Une femme, je trouve qu’elle a une approche différente d’un homme. Une femme aussi peut être cartésienne et tout ça, mais je trouve qu’une femme a une sensibilité que souvent un homme n’a pas. Et cette sensibilité-là joue positivement à l’égard du milieu de travail.
L’objectif de la zone de parité, le 40/60, ce n’est toutefois pas réservé aux femmes, précise-t-elle. «Je dis ça pour qu’il y ait vraiment une diversité, parce que ce n’est pas mieux de n’avoir que des femmes. [...] On ne demande pas 50 % parce que ça, c’est très rigide. [...] Il faut être aussi opportuniste. Il faut s’assurer qu’on a la gamme de talents dont on a besoin autour de la table. Et c’est vraiment à compétences égales. Si on a le choix entre un homme et une femme et qu’on a plus d’hommes, on va choisir une femme. Mais le contraire est vrai aussi. On choisira l’homme si on n’a que des femmes.»
Monter le niveau d’un cran
Mme Codsi et Mme Béliveau s’étendent, lorsque les femmes sont actives et présentent dans un conseil d’administration, le niveau général du CA monte d’un cran. «Parce que les femmes se préparent tellement, elles sont tellement dans le détail.
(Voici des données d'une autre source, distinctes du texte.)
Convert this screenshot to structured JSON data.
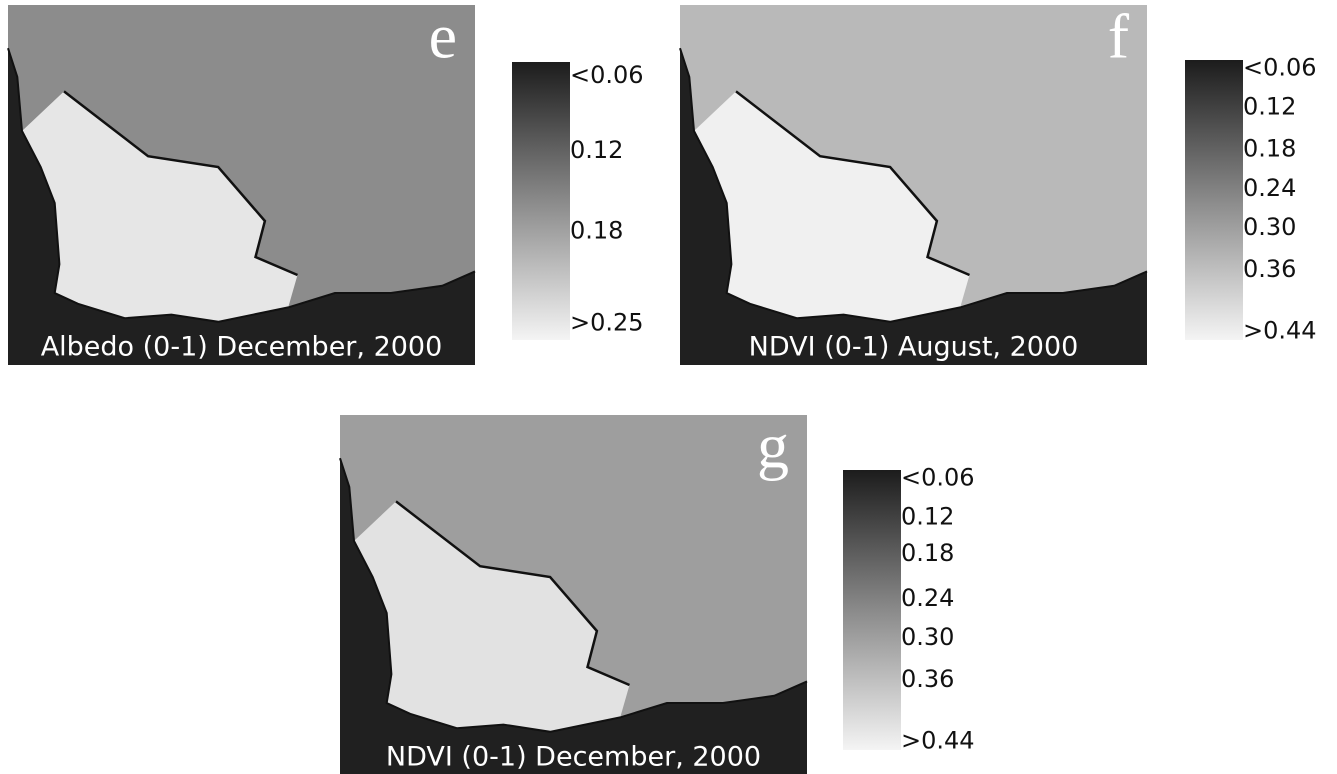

Elles ont tellement peur justement d’être vues comme incompétentes qu’elles arrivent archi préparées et elles posent les bonnes questions, affirme Mme Codsi. Et ça pousse vraiment le niveau vers le haut.»
«La charge mentale d’une femme, qu’on a depuis toujours, fait qu’on est multidisciplinaire, renchérit Mme Béliveau. Une femme, je trouve qu’elle a une approche différente d’un homme. Une femme aussi peut être cartésienne et tout ça, mais je trouve qu’une femme a une sensibilité que souvent un homme n’a pas. Et cette sensibilité-là joue positivement à l’égard du milieu de travail.»